Gershon Iskowitz

« Mes peintures ne sont pas abstraites. Elles sont réalistes, hyperréalistes. Je vois ces choses… Je peins ce que je vois. »

Gershon Iskowitz est peintre et dessinateur. Il naît dans la ville de Kielce, en Pologne, en 1919. Enfant fantasque, Iskowitz s’intéresse beaucoup à l’art, voie dans laquelle sa famille l’encourage. Un de ses passe-temps favoris à cette époque est d’aller voir des films. Pour payer son entrée, Iskowitz s’entend avec le directeur du cinéma local sur un système de troc, échangeant des dessins des vedettes de l’heure contre un billet gratuit. Les registres scolaires de 1929–1931 dans les Archives d’État de Kielce indiquent qu’il étudie le dessin et obtient de bonnes notes.

Lorsque le ghetto de la ville, créé par les nazis, est liquidé en août 1942, Iskowitz est envoyé au camp de travail de Henryków, puis à Auschwitz et Buchenwald.

Prisonnier, Iskowitz use d’ingéniosité pour se procurer de quoi dessiner – dont le matériel avec lequel il créera Condamné – quand il est affecté à l’enlèvement des gravats suite aux bombardements alliés. Il fait souvent des croquis jusque tard dans la nuit, s’assurant de bien dissimuler ses dessins avant l’aube.

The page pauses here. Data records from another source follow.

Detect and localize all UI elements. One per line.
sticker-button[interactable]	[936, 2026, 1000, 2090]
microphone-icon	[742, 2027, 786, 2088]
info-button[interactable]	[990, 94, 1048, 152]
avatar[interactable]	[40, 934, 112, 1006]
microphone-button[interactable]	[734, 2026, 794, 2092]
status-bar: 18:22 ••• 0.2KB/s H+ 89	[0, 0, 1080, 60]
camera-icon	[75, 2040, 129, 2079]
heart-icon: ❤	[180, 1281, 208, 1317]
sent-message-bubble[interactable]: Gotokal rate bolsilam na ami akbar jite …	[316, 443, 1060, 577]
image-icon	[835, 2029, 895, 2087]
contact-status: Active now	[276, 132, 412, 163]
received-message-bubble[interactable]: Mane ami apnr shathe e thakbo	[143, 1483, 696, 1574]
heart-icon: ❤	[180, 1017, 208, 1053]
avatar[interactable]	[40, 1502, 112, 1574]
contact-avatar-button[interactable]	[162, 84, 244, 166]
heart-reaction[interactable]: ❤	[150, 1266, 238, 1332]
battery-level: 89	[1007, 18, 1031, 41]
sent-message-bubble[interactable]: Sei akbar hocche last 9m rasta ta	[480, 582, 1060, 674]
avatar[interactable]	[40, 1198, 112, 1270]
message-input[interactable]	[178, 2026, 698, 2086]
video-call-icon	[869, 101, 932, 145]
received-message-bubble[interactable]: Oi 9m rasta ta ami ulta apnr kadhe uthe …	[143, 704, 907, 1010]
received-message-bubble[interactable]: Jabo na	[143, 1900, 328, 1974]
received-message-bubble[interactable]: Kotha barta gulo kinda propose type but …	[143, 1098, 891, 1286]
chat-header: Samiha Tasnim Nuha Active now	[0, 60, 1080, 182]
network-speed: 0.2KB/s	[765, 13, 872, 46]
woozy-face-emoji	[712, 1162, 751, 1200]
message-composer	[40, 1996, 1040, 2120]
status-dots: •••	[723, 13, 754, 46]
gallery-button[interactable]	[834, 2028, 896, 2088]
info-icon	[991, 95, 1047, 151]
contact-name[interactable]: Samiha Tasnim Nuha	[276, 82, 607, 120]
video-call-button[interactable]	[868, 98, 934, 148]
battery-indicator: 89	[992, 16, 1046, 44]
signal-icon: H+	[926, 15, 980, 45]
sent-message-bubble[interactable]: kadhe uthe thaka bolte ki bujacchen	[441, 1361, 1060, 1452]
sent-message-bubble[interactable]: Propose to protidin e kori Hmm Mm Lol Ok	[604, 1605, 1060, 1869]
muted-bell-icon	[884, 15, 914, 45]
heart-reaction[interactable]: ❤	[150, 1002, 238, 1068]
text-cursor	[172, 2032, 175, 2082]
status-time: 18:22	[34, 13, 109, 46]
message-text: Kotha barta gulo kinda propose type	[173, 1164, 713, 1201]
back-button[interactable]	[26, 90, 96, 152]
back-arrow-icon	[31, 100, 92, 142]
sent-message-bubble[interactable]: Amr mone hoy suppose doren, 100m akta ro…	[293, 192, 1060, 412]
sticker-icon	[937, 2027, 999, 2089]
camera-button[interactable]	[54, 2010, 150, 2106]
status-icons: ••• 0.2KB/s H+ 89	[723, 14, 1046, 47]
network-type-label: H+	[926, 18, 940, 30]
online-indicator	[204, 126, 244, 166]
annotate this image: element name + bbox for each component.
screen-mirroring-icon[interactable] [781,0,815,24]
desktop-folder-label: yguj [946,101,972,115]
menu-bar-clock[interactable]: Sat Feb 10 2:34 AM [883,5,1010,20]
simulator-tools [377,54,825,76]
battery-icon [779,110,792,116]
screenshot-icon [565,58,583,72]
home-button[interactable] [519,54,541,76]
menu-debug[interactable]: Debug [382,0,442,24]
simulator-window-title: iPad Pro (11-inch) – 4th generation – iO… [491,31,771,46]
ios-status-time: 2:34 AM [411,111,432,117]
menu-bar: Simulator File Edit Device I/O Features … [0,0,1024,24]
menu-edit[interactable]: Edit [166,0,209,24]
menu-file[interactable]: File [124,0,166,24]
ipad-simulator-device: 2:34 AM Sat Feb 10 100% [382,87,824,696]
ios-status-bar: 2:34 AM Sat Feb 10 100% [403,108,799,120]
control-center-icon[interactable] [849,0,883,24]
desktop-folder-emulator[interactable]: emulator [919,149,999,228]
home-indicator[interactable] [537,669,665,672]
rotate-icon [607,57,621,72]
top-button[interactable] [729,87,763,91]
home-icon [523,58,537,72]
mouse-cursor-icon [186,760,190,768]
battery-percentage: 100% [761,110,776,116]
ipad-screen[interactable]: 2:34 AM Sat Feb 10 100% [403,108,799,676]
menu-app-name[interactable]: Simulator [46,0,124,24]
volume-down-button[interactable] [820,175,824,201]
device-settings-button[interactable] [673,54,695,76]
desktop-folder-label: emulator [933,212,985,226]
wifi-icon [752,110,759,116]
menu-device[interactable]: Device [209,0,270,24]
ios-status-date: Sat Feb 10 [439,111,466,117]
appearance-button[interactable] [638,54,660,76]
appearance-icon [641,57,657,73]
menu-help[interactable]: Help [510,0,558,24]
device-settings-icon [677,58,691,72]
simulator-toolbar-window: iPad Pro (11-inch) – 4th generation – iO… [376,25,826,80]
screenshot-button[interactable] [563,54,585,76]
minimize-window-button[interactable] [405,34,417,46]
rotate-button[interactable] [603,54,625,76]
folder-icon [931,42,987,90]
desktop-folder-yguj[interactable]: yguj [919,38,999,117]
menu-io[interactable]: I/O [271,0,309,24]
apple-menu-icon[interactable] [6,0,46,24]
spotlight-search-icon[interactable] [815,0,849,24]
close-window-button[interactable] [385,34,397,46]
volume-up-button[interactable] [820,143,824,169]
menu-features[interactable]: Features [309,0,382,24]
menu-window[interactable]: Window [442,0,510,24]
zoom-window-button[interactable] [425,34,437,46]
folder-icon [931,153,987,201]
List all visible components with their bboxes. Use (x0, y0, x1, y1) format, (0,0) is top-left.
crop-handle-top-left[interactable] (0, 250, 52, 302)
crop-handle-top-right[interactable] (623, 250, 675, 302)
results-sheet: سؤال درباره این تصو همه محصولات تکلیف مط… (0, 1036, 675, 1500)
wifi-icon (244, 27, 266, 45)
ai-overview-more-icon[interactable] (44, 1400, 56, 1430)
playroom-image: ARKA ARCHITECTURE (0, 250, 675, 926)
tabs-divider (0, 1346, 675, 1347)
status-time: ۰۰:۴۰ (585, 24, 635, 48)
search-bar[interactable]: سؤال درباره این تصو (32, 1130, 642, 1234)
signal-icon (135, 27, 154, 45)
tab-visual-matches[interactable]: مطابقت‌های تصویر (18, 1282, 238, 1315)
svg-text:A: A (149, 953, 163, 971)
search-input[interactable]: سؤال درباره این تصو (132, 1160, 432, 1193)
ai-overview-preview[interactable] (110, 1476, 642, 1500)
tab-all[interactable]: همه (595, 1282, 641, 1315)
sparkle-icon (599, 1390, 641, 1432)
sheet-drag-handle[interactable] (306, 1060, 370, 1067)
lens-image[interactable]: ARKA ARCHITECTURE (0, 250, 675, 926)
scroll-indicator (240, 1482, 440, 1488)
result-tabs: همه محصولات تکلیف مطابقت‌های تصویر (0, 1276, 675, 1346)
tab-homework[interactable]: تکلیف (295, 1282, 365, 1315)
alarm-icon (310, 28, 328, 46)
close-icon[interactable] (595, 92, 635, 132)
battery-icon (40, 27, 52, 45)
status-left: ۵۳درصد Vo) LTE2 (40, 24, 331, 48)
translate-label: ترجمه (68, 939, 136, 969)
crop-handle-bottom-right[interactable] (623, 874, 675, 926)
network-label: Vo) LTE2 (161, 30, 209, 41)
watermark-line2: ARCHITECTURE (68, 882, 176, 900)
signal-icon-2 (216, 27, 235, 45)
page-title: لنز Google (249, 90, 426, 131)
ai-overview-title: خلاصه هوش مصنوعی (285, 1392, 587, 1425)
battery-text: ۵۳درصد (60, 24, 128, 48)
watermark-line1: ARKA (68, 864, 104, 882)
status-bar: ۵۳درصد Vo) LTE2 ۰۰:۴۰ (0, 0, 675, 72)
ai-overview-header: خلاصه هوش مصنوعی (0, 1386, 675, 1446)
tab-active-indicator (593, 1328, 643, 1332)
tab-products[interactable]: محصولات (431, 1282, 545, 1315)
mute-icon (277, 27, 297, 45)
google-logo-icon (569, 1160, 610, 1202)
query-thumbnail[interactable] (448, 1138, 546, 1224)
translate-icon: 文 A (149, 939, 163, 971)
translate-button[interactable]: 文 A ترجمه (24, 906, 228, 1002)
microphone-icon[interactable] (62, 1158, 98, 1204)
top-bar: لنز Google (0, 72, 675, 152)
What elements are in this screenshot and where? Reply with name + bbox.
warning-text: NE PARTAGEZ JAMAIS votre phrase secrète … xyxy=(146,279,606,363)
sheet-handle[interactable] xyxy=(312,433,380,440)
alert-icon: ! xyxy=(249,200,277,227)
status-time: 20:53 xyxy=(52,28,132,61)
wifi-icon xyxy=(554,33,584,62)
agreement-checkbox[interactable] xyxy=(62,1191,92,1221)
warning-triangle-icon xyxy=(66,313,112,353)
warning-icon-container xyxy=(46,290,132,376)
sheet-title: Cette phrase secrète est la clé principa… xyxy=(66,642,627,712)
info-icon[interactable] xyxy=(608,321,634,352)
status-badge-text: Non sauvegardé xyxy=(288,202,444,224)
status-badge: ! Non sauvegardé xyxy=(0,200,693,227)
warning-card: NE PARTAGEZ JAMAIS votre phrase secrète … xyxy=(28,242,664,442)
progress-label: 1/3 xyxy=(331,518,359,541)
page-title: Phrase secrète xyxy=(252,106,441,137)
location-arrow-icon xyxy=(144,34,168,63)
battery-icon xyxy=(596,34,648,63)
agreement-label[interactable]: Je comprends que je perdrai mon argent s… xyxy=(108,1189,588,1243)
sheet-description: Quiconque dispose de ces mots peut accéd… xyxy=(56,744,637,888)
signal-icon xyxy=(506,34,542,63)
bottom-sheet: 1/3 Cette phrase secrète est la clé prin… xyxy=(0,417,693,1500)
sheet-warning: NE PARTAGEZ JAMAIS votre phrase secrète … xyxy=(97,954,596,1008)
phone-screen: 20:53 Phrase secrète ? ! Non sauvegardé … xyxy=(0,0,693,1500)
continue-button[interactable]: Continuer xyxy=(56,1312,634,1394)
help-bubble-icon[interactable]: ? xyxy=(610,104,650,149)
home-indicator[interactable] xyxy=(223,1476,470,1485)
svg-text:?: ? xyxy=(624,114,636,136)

Iskowitz est interné pendant deux ans et demi dans les camps nazis, et est le seul membre de sa famille à survivre. Après sa libération le 11 avril 1945, il est admis dans un hôpital pour se rétablir. Le 31 octobre 1945, il entre au camp de personnes déplacées de Feldafing près de Munich, où il continue à dessiner et peindre. En 1948, Iskowitz émigre au Canada et s’établit à Toronto.

Son œuvre d’après-guerre est lourdement marquée par ses souvenirs des camps, par exemple avec La lune, Buchenwald, mais porte aussi sur la Kielce d’avant-guerre, comme dans Le marché. Vient ensuite une période où il peint des portraits et des natures mortes. À partir du début des années 1950, toutefois, le thème principal d'inspiration d'Iskowitz est le paysage canadien, et il entreprend des séjours annuels à l’atelier d’été McKellar Lodge du peintre Bert Weir près de Parry Sound, en Ontario. En 1967, un voyage à Churchill, au Manitoba, marque un tournant dans sa période de maturité, avec des œuvres abstraites telle Saisons, no 1.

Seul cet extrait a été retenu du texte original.